In terms of the basic cue sheet, Brashears says that, printed in 10-point font, it runs nine pages long — and that is without the “little, nuance-y cues” he does as well (not to mention the individual changes per clown). This cue sheet is given to people training as a substitute. It’s no wonder the training period lasts a month.

“For instance, you’ll have a cue where you have to fade up two submasters at different rates as the clown walks across the stage,” says Brashears. “When he reaches a certain point you stop, but you want to be about 50% at that point. Then he walks again, and by the time he finishes you want to be at 100%. Some days he’ll go fast, some days he’ll stop three times for no reason, and some days he’ll go really, really slow. So it’s always changing.”

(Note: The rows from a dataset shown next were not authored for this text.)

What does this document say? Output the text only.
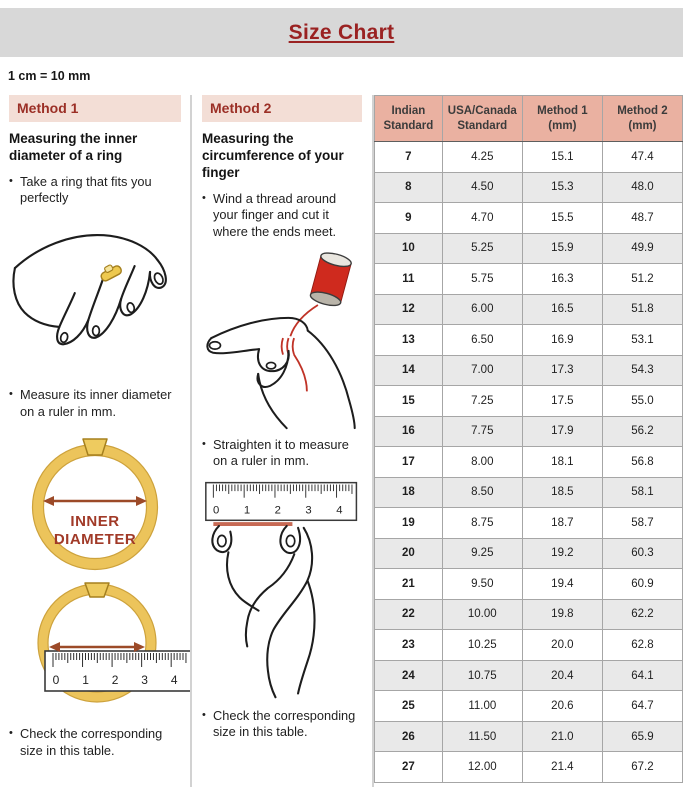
Size Chart
1 cm = 10 mm
Method 1
Measuring the inner diameter of a ring
• Take a ring that fits you perfectly
• Measure its inner diameter on a ruler in mm.
INNER
DIAMETER
0 1 2 3 4
• Check the corresponding size in this table.
Method 2
Measuring the circumference of your finger
• Wind a thread around your finger and cut it where the ends meet.
• Straighten it to measure on a ruler in mm.
0 1 2 3 4
• Check the corresponding size in this table.
Indian Standard	USA/Canada Standard	Method 1 (mm)	Method 2 (mm)
7	4.25	15.1	47.4
8	4.50	15.3	48.0
9	4.70	15.5	48.7
10	5.25	15.9	49.9
11	5.75	16.3	51.2
12	6.00	16.5	51.8
13	6.50	16.9	53.1
14	7.00	17.3	54.3
15	7.25	17.5	55.0
16	7.75	17.9	56.2
17	8.00	18.1	56.8
18	8.50	18.5	58.1
19	8.75	18.7	58.7
20	9.25	19.2	60.3
21	9.50	19.4	60.9
22	10.00	19.8	62.2
23	10.25	20.0	62.8
24	10.75	20.4	64.1
25	11.00	20.6	64.7
26	11.50	21.0	65.9
27	12.00	21.4	67.2
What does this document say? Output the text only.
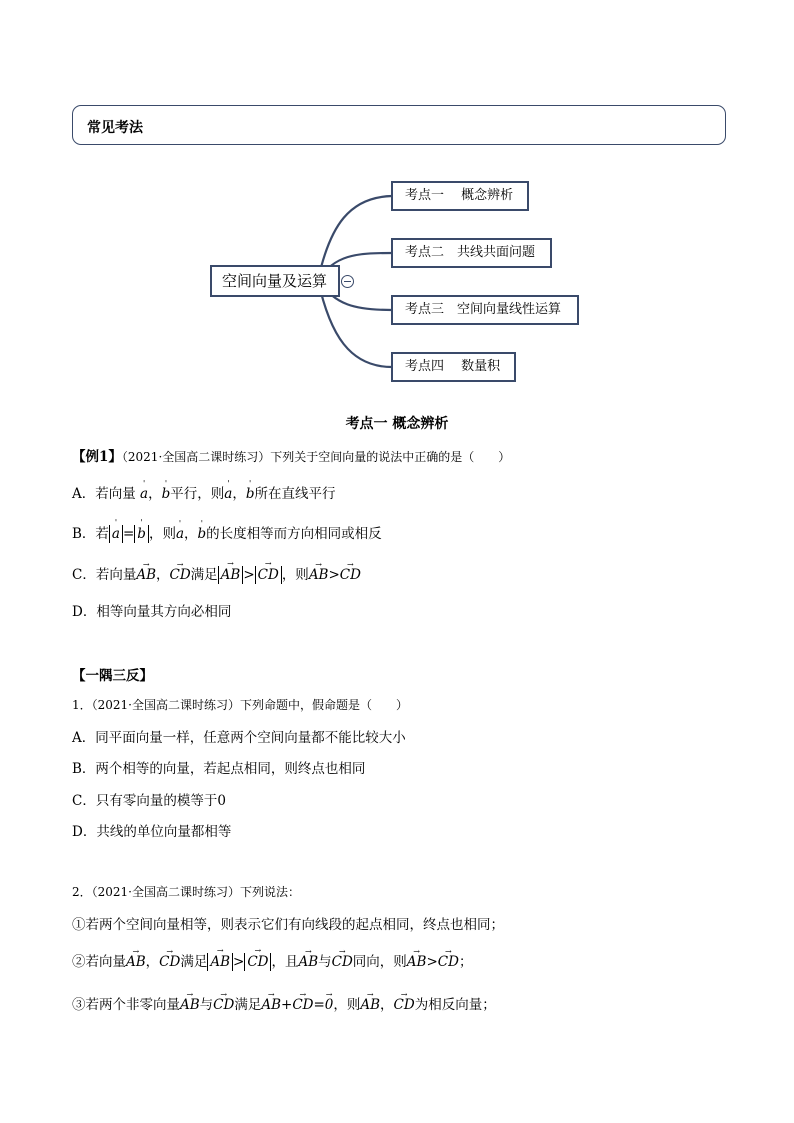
常见考法
空间向量及运算
考点一　 概念辨析
考点二　共线共面问题
考点三　空间向量线性运算
考点四　 数量积
考点一 概念辨析
【例1】（2021·全国高二课时练习）下列关于空间向量的说法中正确的是（　　）
A．若向量
'
a，
'
b平行，则
'
a，
'
b所在直线平行
B．若
'
a =
'
b ，则
'
a，
'
b的长度相等而方向相同或相反
C．若向量
→
AB，
→
CD满足
→
AB >
→
CD ，则
→
AB>
→
CD
D．相等向量其方向必相同
【一隅三反】
1．（2021·全国高二课时练习）下列命题中，假命题是（　　）
A．同平面向量一样，任意两个空间向量都不能比较大小
B．两个相等的向量，若起点相同，则终点也相同
C．只有零向量的模等于0
D．共线的单位向量都相等
2．（2021·全国高二课时练习）下列说法：
①若两个空间向量相等，则表示它们有向线段的起点相同，终点也相同；
②若向量
→
AB，
→
CD满足
→
AB >
→
CD ，且
→
AB与
→
CD同向，则
→
AB>
→
CD；
③若两个非零向量
→
AB与
→
CD满足
→
AB+
→
CD=
→
0，则
→
AB，
→
CD为相反向量；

The improv moment that caught Brashears most off-guard occurred when Slava himself was still doing the show (before embarking on a national tour of the production). He came out and did the show’s death scene with two fake arrows protruding from his body, but he decided to shorten things up a bit. “It normally goes through the whole first verse of the accompanying music where he’s on stage dancing around, and the second verse he goes into the audience. Slava was already on the ground dying — he had already done his thing onstage and been through the audience — by the end of the first verse.” Both Brashears and sound supervisor Keith Rubinstein quickly transitioned to the next segment.

“Honestly, the biggest challenge is when the scenes change, and you don’t know about it until it’s happening,” remarks Brashears. “The clowns are allowed to improv a little, and some of them are encouraged to. So the scenes will change, and you kind of reach a point some nights where you think, ‘What is going on? Okay, I’m going to cover it this way!’ The simplest example of that is when someone in the audience is laughing inappropriately or their cell phone goes off, and the clown runs into the house and starts going after the person. The immediate thing you do is bring up your house lights. It’s the best way to cover that. I’ve had scenes where there was supposed to be one clown on stage in a spotlight, like during the scene where he cleans off the stage with a broom. I’ve had other clowns show up in the middle of that. The advantage of it being a live mix show is that you can instantly bring things up and make things look good in this new version of the show that we’re doing tonight and tonight only.”

Brashears relishes the chance to delve into the pandemonium of Slava’s Snowshow each and every night. “Chaos is so much fun,” he says. “There’s something brilliantly nice about the fact that we’re sitting there and not hitting one button every night. We have no stage manager, no one calling any of the cues and no Clear-Com, so the basic rule of the show is that you have to know it.” Plus, the lack of completely defined cues is no problem. “There’s no worrying that I’m going hit ‘go’ and it’s going to be bad, or the next time I hit ‘go’ I forgot to clear something.”
And he has a technical compatriot right alongside him in Rubinstein. “We’re in the same booth. We’ve been sitting next to each other for two years. It gets to a point where even with the controlled chaos, Keith and I don’t need to speak in order to run the show together. Even when it’s an improv moment, we kind of know what the other one’s going to do.”

The Snowshow lighting director stresses that the improvisational aspects of the show have more to do with timing than with radical scene rewrites, but they are enough to keep the production challenging on a nightly basis. It also means that audiences can return and not see the exact same show. “I have seen Slava do the show in an hour and 10 minutes, including intermission,” reveals Brashears. “He was bowing at 9:15, but then I’ve seen another performer, Robert, bow at 10:15, and he did one scene less. It’s all in the timing.”